Do I need to write my own warp-wide broadcasting function or will __shfl handle it efficiently?

I’m recalling what I read about __shfl() functions, that when all threads in a warp call __shfl(, i) to the same value of i it results in a broadcast. But, does that just mean it is TECHNICALLY a broadcast, or can I count on the compiler to be smart enough to know that it should do the following:

int tX;

<assign some value to tX>
<only the value of tX in thread 0 of the warp matters>

tX = __shfl_up(tX, 16);
tX = __shfl_up(tX, 8);
tX = __shfl_up(tX, 4);
tX = __shfl_up(tX, 2);
tX = __shfl_up(tX, 1);


int tX;

if (threadIdx.x % 32 == 0) tX = 1234; else tX=2345; // populate each warp with test data, assuming a 1D thread block

tX = __shfl(tX, 0);

this does the job and requires exactly one shuffle instruction.
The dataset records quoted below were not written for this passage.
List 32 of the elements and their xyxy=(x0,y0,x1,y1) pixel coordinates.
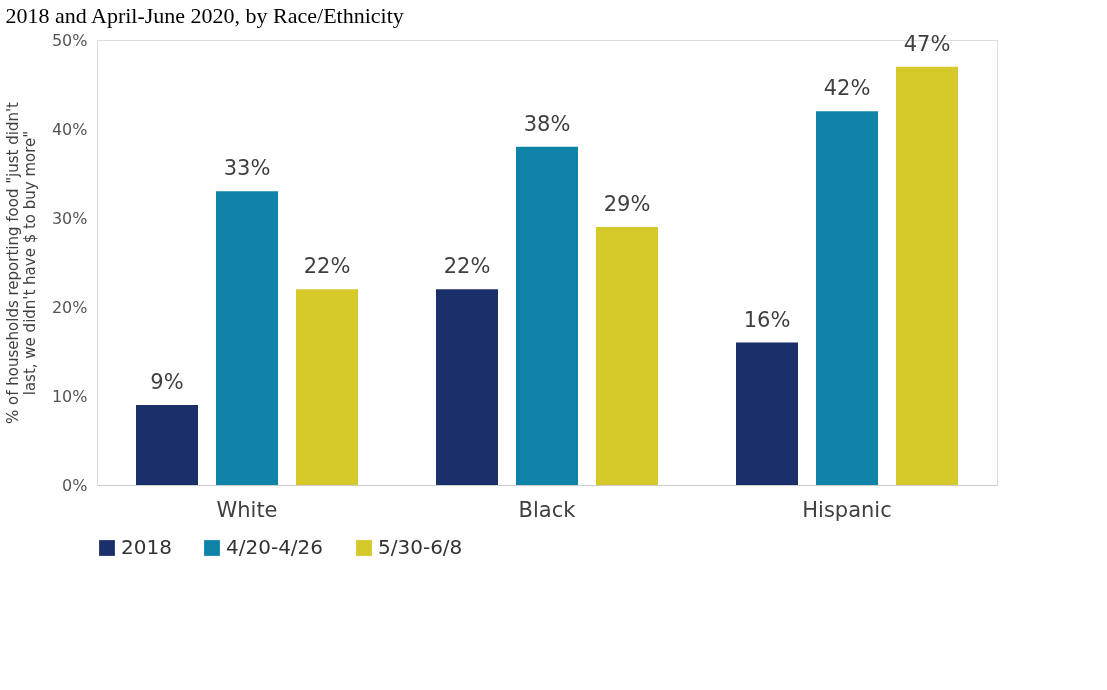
bar xyxy=(296,289,358,485)
data-label: 38% xyxy=(523,111,571,136)
x-tick-label: Black xyxy=(518,497,577,522)
bar xyxy=(216,191,278,485)
data-label: 42% xyxy=(823,76,871,101)
bar xyxy=(596,226,658,485)
data-label: 47% xyxy=(903,31,951,56)
bar xyxy=(436,289,498,485)
bar xyxy=(136,404,198,485)
legend-label: 2018 xyxy=(121,535,172,559)
bar xyxy=(816,111,878,485)
data-label: 9% xyxy=(150,369,184,394)
bar xyxy=(896,66,958,485)
legend-label: 5/30-6/8 xyxy=(378,535,463,559)
chart-title: 2018 and April-June 2020, by Race/Ethnicity xyxy=(5,3,404,28)
y-tick-label: 30% xyxy=(51,208,88,228)
bar xyxy=(516,146,578,485)
y-tick-label: 0% xyxy=(62,475,88,495)
y-tick-label: 20% xyxy=(51,297,88,317)
data-label: 16% xyxy=(743,307,791,332)
y-tick-label: 50% xyxy=(51,30,88,50)
x-tick-label: Hispanic xyxy=(802,497,892,522)
data-label: 22% xyxy=(443,254,491,279)
data-label: 22% xyxy=(303,254,351,279)
x-tick-label: White xyxy=(216,497,278,522)
legend-label: 4/20-4/26 xyxy=(226,535,324,559)
y-axis-title: % of households reporting food "just didn't last, we didn't have $ to buy more" xyxy=(3,101,39,424)
y-tick-label: 10% xyxy=(51,386,88,406)
data-label: 29% xyxy=(603,191,651,216)
bar xyxy=(736,342,798,485)
y-tick-label: 40% xyxy=(51,119,88,139)
data-label: 33% xyxy=(223,156,271,181)
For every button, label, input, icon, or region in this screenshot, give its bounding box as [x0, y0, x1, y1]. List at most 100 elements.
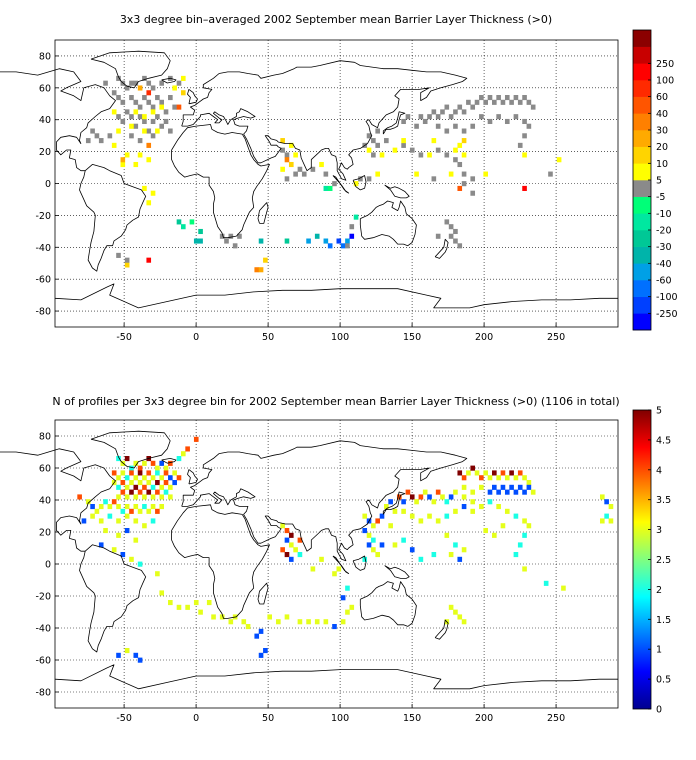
coastline-borneo: [352, 175, 367, 191]
bin-cell: [384, 138, 389, 144]
bin-cell: [176, 219, 182, 225]
bin-cell: [142, 118, 147, 125]
bin-cell: [103, 80, 108, 86]
bin-cell: [388, 523, 393, 529]
bin-cell: [98, 138, 104, 144]
bin-cell: [146, 480, 152, 486]
bin-cell: [479, 95, 484, 101]
bin-cell: [366, 542, 372, 548]
colorbar-swatch: [633, 163, 651, 181]
bin-cell: [193, 600, 199, 606]
bin-cell: [280, 166, 285, 172]
bin-cell: [150, 104, 156, 110]
bin-cell: [150, 85, 156, 91]
bin-cell: [176, 80, 182, 86]
colorbar-swatch: [633, 230, 651, 247]
bin-cell: [522, 518, 527, 524]
bin-cell: [345, 243, 350, 249]
bin-cell: [180, 75, 186, 81]
bin-cell: [116, 532, 121, 538]
bin-cell: [180, 90, 186, 96]
x-tick-label: 250: [547, 713, 565, 724]
bin-cell: [103, 499, 108, 505]
bin-cell: [448, 552, 454, 558]
bin-cell: [107, 133, 113, 139]
y-tick-label: -20: [35, 211, 51, 222]
bin-cell: [245, 624, 251, 630]
coastline-uk: [187, 469, 198, 485]
bin-cell: [466, 470, 471, 476]
bin-cell: [198, 238, 203, 244]
x-tick-label: 150: [403, 713, 421, 724]
bin-cell: [168, 95, 173, 101]
bin-cell: [362, 556, 368, 562]
bin-cell: [155, 465, 160, 471]
bin-cell: [267, 614, 273, 620]
bin-cell: [474, 99, 480, 105]
bin-cell: [284, 238, 290, 244]
panel2-grid: [55, 420, 618, 708]
bin-cell: [133, 494, 139, 500]
bin-cell: [388, 499, 393, 505]
bin-cell: [479, 484, 484, 490]
colorbar-label: -5: [656, 192, 665, 203]
bin-cell: [284, 152, 290, 158]
bin-cell: [345, 238, 350, 244]
bin-cell: [487, 475, 493, 481]
bin-cell: [470, 104, 476, 110]
colorbar-label: -40: [656, 259, 672, 270]
bin-cell: [120, 470, 126, 476]
bin-cell: [379, 152, 385, 158]
bin-cell: [146, 257, 152, 263]
bin-cell: [444, 499, 450, 505]
bin-cell: [453, 238, 458, 244]
bin-cell: [116, 252, 121, 258]
bin-cell: [513, 552, 519, 558]
bin-cell: [254, 267, 260, 273]
bin-cell: [280, 147, 285, 153]
coastline-africa: [171, 124, 270, 239]
bin-cell: [133, 537, 139, 543]
bin-cell: [444, 128, 450, 134]
bin-cell: [340, 243, 346, 249]
bin-cell: [232, 243, 238, 249]
bin-cell: [155, 470, 160, 476]
bin-cell: [310, 566, 316, 572]
bin-cell: [297, 166, 303, 172]
bin-cell: [444, 219, 450, 225]
colorbar-swatch: [633, 196, 651, 214]
coastline-uk: [187, 89, 198, 105]
bin-cell: [159, 504, 165, 510]
bin-cell: [90, 513, 95, 519]
bin-cell: [103, 528, 108, 534]
coastline-nz: [434, 238, 449, 259]
bin-cell: [133, 460, 139, 466]
bin-cell: [509, 99, 514, 105]
panel1-bins: [85, 75, 562, 273]
bin-cell: [258, 628, 264, 634]
bin-cell: [163, 470, 169, 476]
bin-cell: [461, 181, 467, 187]
bin-cell: [504, 489, 510, 495]
bin-cell: [124, 257, 130, 263]
colorbar-swatch: [633, 96, 651, 114]
panel1-y-ticks: -80 -60 -40 -20 0 20 40 60 80: [35, 51, 59, 318]
bin-cell: [466, 99, 471, 105]
bin-cell: [401, 537, 406, 543]
bin-cell: [137, 114, 143, 120]
bin-cell: [124, 85, 130, 91]
bin-cell: [146, 80, 152, 86]
bin-cell: [427, 152, 432, 158]
bin-cell: [133, 123, 139, 129]
bin-cell: [198, 228, 203, 235]
bin-cell: [77, 494, 82, 500]
bin-cell: [90, 128, 95, 134]
bin-cell: [414, 171, 419, 177]
bin-cell: [427, 494, 432, 500]
bin-cell: [124, 262, 130, 268]
y-tick-label: 20: [39, 528, 51, 539]
bin-cell: [293, 547, 298, 553]
bin-cell: [284, 552, 290, 558]
bin-cell: [137, 152, 143, 158]
bin-cell: [120, 480, 126, 486]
All threads of the warp will
contain the value 1234 afterwards. There is no need for the compiler to recognize or optimize anything. The shuffle instruction does what it does, and it does so efficiently.

in hardware, there is a mixing engine that in a fixed number of cycles copies data into all lanes as requested. it is equally fast for shuffle, suggle_up and shuffle_xor. throughput of this operation is the same as ld/st operations, i.e. usually 1/4 of simple alu operations throughput

afaik, shuffle operations just reuse shared adressing engine, i.e. it’s essentiall st+ld operations, but data are never stored in shared memory and instead intercepted on its path to shared memory

btw, amd gcn also supports “inverse shuffle” operation. i.e. nvidia shuffle is the same as

shmem[i] = reg.lane[index.lane[i]]
reg.lane[i] = shmem[i]

and amd also supports

shmem[i] = reg.lane[i]
reg.lane[index.lane[i]] = shmem[i]

Great, so I can count on one __shfl to broadcast to all 32 threads and do so more efficiently than five separate shuffles ordering each thread to pull on one of their neighbors.